Впрочем, всего этого вы не видите. Вы видите только то, что вам показывают телеканалы. Вы видите, как Мессия садится в самолёт и машет на прощание рукой. Он машет не только тем, кто собрался в аэропорту и провожает его. Он машет миллионам телезрителей. Он машет лично вам. Вы чувствуете, что каждое его движение наполняет вас новой силой? Вы чувствуете? Далее вам покажут эту сцену — самую знаменитую. Как Джереми Л. Смит поднимает руки вверх, и солдаты обеих враждующих сторон бросают оружие.
Так вот, имейте в виду: это постановочная сцена. Все солдаты — актёры. Они одеты в соответствующую форму, измазаны в грязи. Белоснежные одежды Мессии контрастируют с окружающим пейзажем — это так. Он расположился на траве, а слева и справа к нему подходят солдаты в подчёркнуто различном обмундировании. Справа — в синем. Слева — в зелёном. Они подходят и бросают оружие к его ногам, а потом братаются. Они знают, что война — это глупость. Что все войны на земле нужно прекратить. Что теперь у них есть общий Мессия — их главный человек.
На самом деле всё было иначе. Сценарий схож, но режиссёр — другой. Более жестокий. Более сильный.
Но обо всём по порядку.
Начнём с посадки Джереми Л. Смита в самолёт. Он поднимается по трапу, улыбается и машет рукой. Именно машет, а не благословляет. На хвосте самолёта — огромный элсмит. Вслед за Джереми поднимается Уна Ралти. За ней — кардинал Спирокки.
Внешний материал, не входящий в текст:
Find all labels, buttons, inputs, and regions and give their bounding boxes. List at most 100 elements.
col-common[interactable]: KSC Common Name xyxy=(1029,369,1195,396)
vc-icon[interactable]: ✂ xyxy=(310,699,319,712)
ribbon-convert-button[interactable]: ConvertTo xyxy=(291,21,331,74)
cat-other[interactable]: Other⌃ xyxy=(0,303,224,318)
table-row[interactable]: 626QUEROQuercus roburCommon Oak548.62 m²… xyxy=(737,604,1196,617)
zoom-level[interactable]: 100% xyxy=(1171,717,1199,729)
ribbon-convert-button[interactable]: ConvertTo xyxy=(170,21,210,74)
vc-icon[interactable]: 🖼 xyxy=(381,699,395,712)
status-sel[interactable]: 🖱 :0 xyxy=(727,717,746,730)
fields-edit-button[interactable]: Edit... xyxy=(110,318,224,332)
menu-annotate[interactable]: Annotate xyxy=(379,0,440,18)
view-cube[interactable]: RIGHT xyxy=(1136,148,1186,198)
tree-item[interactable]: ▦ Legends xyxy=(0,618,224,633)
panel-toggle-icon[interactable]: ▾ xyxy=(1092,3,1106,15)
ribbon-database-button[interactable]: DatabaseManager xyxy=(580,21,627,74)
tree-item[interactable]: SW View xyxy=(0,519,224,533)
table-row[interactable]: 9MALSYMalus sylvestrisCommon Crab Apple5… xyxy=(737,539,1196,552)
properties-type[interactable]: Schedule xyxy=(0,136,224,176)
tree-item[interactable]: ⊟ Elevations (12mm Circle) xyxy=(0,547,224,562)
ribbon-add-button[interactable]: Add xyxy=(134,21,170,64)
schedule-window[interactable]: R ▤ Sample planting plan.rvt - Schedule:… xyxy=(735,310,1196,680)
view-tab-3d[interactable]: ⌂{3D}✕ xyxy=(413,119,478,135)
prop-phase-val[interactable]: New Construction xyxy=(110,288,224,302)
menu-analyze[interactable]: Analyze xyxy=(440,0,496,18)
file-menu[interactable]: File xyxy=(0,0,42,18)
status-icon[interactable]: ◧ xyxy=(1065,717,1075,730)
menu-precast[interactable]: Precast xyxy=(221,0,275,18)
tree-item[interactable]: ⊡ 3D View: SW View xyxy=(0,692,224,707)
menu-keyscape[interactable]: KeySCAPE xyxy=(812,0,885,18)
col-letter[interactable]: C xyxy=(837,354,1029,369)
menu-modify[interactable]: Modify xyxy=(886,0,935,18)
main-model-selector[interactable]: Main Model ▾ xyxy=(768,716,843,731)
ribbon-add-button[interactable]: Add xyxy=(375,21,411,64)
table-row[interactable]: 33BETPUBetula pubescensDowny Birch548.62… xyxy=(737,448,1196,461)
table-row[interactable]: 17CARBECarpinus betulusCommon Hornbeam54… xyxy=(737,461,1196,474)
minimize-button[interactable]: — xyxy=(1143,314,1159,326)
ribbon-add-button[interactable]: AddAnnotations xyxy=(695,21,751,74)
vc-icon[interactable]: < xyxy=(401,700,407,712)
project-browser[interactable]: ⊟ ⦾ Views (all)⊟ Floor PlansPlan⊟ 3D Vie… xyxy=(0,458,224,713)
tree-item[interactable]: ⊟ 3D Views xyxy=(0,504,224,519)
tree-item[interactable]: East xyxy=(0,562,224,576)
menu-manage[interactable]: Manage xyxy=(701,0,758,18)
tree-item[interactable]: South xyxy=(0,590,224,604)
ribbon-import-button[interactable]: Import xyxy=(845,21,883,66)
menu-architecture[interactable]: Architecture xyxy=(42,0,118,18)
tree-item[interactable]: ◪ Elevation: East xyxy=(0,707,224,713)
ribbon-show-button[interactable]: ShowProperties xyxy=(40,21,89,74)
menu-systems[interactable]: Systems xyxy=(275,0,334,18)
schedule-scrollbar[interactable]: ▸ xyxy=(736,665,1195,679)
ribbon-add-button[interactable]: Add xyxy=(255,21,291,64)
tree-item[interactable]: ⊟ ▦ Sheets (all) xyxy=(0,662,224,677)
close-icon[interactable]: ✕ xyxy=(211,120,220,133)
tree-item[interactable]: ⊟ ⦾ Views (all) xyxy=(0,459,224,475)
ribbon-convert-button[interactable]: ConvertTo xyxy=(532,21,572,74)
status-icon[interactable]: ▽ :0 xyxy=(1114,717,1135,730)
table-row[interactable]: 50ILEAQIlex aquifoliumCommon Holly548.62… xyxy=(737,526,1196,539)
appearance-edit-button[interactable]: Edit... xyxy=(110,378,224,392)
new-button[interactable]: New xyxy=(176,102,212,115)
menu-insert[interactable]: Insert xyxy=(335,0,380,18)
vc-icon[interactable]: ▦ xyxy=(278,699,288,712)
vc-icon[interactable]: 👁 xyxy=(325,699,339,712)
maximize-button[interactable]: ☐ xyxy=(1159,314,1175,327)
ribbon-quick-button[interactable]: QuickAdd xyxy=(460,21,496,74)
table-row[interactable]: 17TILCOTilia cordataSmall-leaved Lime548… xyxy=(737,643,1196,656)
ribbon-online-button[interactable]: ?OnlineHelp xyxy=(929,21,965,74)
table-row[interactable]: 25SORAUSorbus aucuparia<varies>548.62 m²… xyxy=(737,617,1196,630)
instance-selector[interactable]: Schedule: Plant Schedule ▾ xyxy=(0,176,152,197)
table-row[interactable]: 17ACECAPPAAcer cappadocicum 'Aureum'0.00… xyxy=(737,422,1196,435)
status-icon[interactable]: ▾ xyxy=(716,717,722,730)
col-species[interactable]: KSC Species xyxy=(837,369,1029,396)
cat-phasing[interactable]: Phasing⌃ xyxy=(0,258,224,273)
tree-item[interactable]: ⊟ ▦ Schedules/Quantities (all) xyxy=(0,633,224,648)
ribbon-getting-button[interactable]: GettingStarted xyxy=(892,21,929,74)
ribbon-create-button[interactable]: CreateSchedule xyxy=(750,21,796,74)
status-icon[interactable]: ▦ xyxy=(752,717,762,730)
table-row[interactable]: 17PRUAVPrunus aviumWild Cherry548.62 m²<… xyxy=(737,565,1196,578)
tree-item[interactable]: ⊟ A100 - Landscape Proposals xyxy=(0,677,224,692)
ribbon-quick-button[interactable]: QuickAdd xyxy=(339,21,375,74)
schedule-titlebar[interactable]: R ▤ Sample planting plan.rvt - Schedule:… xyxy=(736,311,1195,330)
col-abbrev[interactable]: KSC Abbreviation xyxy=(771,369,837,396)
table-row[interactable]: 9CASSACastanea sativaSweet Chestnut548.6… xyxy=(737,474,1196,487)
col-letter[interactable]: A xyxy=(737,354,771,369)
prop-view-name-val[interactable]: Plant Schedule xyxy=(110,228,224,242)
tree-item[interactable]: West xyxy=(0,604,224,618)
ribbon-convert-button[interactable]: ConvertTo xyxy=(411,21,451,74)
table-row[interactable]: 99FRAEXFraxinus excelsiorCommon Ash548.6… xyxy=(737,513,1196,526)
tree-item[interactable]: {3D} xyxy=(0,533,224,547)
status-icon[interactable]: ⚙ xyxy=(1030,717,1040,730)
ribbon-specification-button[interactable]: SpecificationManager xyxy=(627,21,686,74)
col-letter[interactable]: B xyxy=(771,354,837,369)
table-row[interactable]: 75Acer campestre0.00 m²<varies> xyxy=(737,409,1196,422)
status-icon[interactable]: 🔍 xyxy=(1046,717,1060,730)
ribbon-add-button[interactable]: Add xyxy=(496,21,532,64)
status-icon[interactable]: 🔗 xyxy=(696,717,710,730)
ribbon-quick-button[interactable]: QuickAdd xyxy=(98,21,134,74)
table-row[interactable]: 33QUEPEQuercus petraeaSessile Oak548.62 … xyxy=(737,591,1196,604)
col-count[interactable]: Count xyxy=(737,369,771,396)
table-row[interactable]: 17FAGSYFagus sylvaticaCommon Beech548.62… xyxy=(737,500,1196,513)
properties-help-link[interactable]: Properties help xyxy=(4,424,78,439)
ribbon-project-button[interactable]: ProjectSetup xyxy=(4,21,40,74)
Джереми проходит в салон и садится в огромное мягкое кресло. Ему приносят виски со льдом. Джереми отпивает глоток и возвращает стакан стюардессе.
«Яблочного сока, а?» — говорит Джереми Л. Смит.
Он сам не может этого объяснить. Просто сейчас ему захотелось именно яблочного сока — и никакого алкоголя. Это новое желание. Раньше такого не было.
Кардинал сидит напротив, Уна — рядом.
«Охрана», — говорил кардинал накануне. Он повторял это слово тысячу раз.
«Я защищу вас», — ответил Смит. И этих слов хватило.
Кардинал смотрит на Джереми пристально — разглядывает, как подопытную крысу. Джереми пьёт свой сок. Молчание. У кардинала — тысяча мыслей, но он не может ничего сказать, потому что любое слово покажется лишним. Абсолютно любое слово.
Остальные летят в другом салоне. Операторы, режиссёры, обслуживающий персонал.
«Это Африка, — говорил кардинал. — Там опасно».
«Везде безопасно, точно», — сказал Джереми.
Спирокки из ферзя превращается в пешку. Нет, не в пешку. В коня или слона, но не более того. До ладьи он теперь не дотягивает. Ладья — это Уна Ралти, с которой Джереми спит уже неделю. С ней одной. Девочки могут мыть его, но спит он с Уной. Обновлённой, красивой, с гладкой кожей и узким итальянским лицом.
Пока самолёт летит, телеканалы повторяют кадры, предшествовавшие вылету. Повторяют слова Джереми из официального заявления прессе: «Я еду на войну». Учебники по смитологии в спешке корректируются и дописываются. Пока самолёт летит, война приближается.
Первое, что вы видите на войне, — это грязь. Это кошмарная антисанитария. Средневековая помойка. Солдатский лагерь — это ещё ничего. Но подойдите ближе к линии фронта. Всё в пыли и в грязи, люди ползут по земле, люди шагают по грудь в болотной жиже, они срут и даже не подтирают свои задницы, потому что бумаги нет. Вообще никакой. Это война. Нет времени на то, чтобы почистить зубы, чтобы сменить бельё. Поэтому все воняют. Когда солдаты снимают обувь, птицы дохнут на высоте двадцати метров.
Но потом вы привыкаете. Вам кажется, что так и надо. Что вонючее бельё — это нормально. А ещё через какое-то время вы перестаёте чувствовать даже этот запах. И тогда вы замечаете, что война — это не так уж и страшно. Вплоть до тех пор, пока не увидите кровь.
Смотрите в кино: несут раненого. Он окровавлен, лицо в грязи. Он улыбается вам или скалится от боли — белые белки на чёрном лице. Разматывают временные бинты: порез, рана. Её промывают и бинтуют. Всё красиво.